Les universités se sont intéressées de plus en plus à la clientèle des travailleurs sociaux (TS), en offrant une multitude de DESS à coloration sociale; un IUP s'est créé à l'Université Paris-Nord - Villetaneuse "Ville et Santé" où Pierre Cornillot et Christian Bachmann (décédé depuis) ont pu mettre en place DEUG, Licence, Maîtrise en ingénierie du management des institutions sanitaires et sociales ou ingénierie sociale urbaine; un réseau nouveau s'est installé en 1996, le RUFTS (Réseau universitaire des formations pour les travailleurs sociaux) qui regroupe une quinzaine d'universités intéressées par une réflexion commune et une offre labellisée de DESS.
Le mouvement d'entrée dans les 3èmes cycles universitaires de nombreux travailleurs sociaux a produit une organisation originale: l'Association AFFUTS[6] qui s'est donnée comme objectif la création d'un Doctorat spécifique pour les travailleurs sociaux. Nous en faisons une rapide présentation, reprenant un manifeste rédigé pour le ministère des Affaires sociales Le 4ème combat est-il en train de s'achever par une victoire: une clé de voûte à l'édifice de la formation en Travail social et à la profession?
5.- Pour une clef de voûte à la formation en travail social et aux professions sociales
Depuis longtemps, dans le secteur social, beaucoup d'esprits lucides ont souligné ce qui manquait à la profession pour assurer son autonomie, sa reconnaissance, sa place et son rayonnement dans la société et dans la vie intellectuelle et scientifique de la Nation.
Une discipline de référence, un milieu de recherche, une architecture complète de la formation (qui s'arrête pour le moment au DSTS, c'est-à-dire au niveau Maîtrise). Ces 3 éléments ne faisant bien sûr qu'un seul déficit: il manque, en France, un Doctorat en Travail social). Car qui dit Doctorat dit recherche, laboratoire, discipline, revues scientifiques et donc structuration d'un champ, théorisation, capitalisation de savoirs.
Les raisons de cette absence ont été cent fois données: l'histoire mouvementée de la naissance du travail social et des formations afférentes, la tradition universitaire française crispée sur l'opposition entre théorie et pratique, son mode de distribution dominant par l'enseignement magistral, la sacro-sainte division sociale du travail qui réserve aux "héritiers" la noble théorie et laisse aux fantassins l'obscurité de la pratique routinière.

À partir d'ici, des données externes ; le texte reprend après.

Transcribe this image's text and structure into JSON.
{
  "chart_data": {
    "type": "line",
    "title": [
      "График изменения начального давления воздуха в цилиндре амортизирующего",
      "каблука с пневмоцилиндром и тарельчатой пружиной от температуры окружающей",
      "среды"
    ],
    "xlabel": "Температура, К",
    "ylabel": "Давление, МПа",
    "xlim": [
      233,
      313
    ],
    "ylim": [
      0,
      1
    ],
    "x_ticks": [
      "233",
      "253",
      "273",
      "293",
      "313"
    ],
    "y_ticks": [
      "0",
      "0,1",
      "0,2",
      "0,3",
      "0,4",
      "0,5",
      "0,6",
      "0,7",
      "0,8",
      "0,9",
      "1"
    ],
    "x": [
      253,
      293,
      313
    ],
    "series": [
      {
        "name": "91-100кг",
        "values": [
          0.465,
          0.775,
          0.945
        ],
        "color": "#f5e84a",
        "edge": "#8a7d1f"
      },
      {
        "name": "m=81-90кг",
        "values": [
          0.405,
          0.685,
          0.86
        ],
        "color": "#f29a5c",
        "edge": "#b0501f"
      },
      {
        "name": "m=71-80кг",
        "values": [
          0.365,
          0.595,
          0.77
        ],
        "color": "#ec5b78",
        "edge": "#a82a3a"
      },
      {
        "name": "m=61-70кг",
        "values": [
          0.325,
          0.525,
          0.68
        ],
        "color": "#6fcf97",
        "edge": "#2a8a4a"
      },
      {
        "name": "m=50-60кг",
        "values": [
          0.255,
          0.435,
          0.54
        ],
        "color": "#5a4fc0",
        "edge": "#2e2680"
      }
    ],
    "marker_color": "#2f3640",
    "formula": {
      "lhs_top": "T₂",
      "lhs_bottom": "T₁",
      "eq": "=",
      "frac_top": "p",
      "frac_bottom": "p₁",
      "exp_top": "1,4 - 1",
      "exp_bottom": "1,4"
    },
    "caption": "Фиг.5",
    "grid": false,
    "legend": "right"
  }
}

C'est la raison pour laquelle et dans la logique de la Révolution émancipatrice, il faut sans cesse que le peuple envahisse les bastilles, se réapproprie les pouvoirs et les savoirs, proclame la dignité des savoir-faire, des savoirs pratiques qu'il est seul à construire pour le plus grand profit de tous et d'abord des élites qui en vivent.

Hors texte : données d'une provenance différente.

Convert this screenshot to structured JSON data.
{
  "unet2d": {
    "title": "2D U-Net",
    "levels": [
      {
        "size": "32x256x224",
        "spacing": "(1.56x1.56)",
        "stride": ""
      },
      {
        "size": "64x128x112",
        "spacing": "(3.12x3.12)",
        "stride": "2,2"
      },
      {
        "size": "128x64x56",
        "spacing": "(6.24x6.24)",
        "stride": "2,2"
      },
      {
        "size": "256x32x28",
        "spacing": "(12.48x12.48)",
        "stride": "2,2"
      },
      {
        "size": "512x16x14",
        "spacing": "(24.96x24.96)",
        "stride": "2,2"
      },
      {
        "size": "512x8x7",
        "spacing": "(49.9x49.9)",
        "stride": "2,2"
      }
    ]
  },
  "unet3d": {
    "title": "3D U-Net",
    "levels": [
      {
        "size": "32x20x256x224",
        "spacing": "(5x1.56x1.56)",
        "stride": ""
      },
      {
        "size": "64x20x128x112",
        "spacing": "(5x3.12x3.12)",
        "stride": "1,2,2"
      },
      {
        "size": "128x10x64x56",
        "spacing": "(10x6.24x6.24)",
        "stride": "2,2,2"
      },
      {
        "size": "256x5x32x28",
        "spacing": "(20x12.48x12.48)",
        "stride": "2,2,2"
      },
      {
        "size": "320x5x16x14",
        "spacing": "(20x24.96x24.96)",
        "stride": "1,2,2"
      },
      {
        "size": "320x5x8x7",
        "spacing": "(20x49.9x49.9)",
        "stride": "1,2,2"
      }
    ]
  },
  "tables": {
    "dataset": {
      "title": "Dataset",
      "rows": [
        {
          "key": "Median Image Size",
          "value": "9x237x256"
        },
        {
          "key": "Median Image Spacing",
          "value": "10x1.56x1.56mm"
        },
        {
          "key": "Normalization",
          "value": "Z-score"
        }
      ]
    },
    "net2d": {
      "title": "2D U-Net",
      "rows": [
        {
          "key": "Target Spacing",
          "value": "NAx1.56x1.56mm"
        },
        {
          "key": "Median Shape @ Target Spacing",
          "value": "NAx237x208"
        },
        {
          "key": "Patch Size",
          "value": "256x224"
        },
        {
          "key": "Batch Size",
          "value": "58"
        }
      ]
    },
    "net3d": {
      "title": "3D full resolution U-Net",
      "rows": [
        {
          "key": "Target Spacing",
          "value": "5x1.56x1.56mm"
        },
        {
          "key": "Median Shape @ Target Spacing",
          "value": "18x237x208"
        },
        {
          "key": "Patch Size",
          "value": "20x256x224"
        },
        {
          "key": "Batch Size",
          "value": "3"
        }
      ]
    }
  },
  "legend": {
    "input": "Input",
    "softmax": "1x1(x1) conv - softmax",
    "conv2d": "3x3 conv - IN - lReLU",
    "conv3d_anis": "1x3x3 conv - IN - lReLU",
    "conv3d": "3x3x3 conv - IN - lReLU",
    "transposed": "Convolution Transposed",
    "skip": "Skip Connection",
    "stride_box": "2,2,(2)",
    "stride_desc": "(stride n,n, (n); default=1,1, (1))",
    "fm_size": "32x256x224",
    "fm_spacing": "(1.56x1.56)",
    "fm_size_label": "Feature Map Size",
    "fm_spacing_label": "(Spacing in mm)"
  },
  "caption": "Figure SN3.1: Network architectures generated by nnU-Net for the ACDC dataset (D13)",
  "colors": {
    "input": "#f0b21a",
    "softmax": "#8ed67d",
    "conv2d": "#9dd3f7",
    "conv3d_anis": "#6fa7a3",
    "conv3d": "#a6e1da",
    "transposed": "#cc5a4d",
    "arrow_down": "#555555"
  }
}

Nous nous proposons, dans ce court article, de faire le bilan de quatre ans de réflexion, de recherche, d'action d'un mouvement né dans le champ du travail social, l'Association AFFUTS (pour des formations de 3èmes cycles en Travail social) qui s'est donné pour objectif la création et la prise en compte d'un niveau I dans ce secteur.
5.1. Un état des lieux
Lancée à la mi-février 1993, à partir d'un appel aux pairs déjà connus: des travailleurs sociaux ayant passés des 3èmes cycles et demeurés dans le secteur social, l'association se constituait avec une trentaine d'adhérents, le 24 septembre de la même année et commençait à diffuser un tract permettant de réaliser un état des lieux. Personne, en effet, n'était en mesure de chiffrer le phénomène d'entrée des TS dans des 3èmes cycles universitaires.

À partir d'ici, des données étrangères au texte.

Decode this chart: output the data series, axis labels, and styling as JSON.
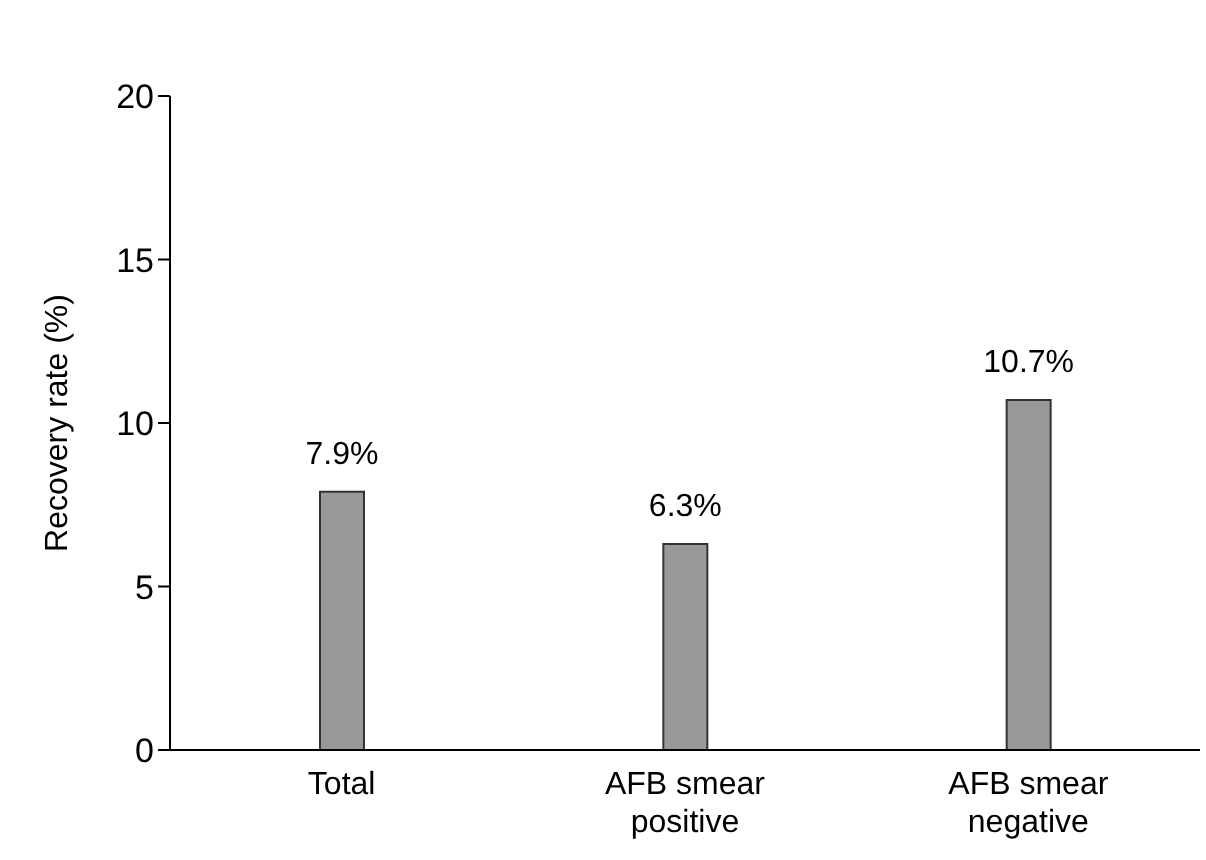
{
  "chart_data": {
    "type": "bar",
    "ylabel": "Recovery rate (%)",
    "categories": [
      "Total",
      "AFB smear positive",
      "AFB smear negative"
    ],
    "values": [
      7.9,
      6.3,
      10.7
    ],
    "value_labels": [
      "7.9%",
      "6.3%",
      "10.7%"
    ],
    "color": "#999999",
    "ylim": [
      0,
      20
    ],
    "yticks": [
      0,
      5,
      10,
      15,
      20
    ],
    "grid": false,
    "legend": false
  }
}
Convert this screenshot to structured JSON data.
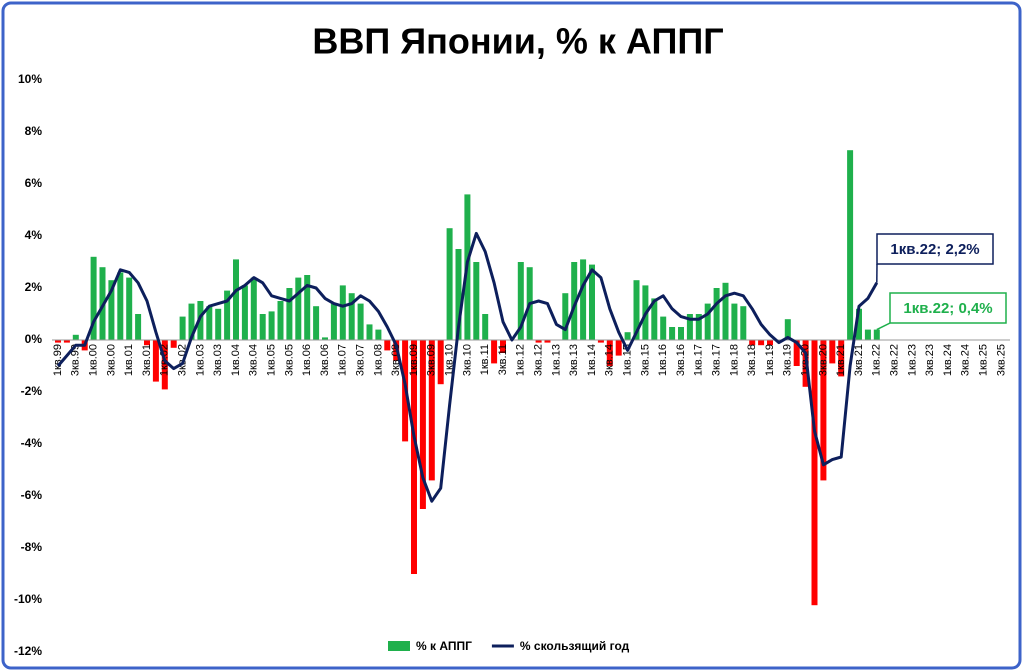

Au début de l'année 1994, près d'une centaine avait rempli la fiche d'inscription et une première analyse permettait de les distribuer par métier, par région et par type de diplôme et de discipline: 1/3 d'assistants sociaux, un autre d' éducateurs spécialisés et un troisième composé de conseillères ou d'animateurs (près de la moitié de l'ensemble se trouvant dans un statut de formateur); 40% dans la région parisienne et le reste réparti dans les 4 points cardinaux de la province; 42% de DEA contre près de 30% de doctorats et 30% de DESS; la discipline majoritaire étant la sociologie, suivie très loin derrière par les sciences de l'Education, la psychologie et l'anthropologie.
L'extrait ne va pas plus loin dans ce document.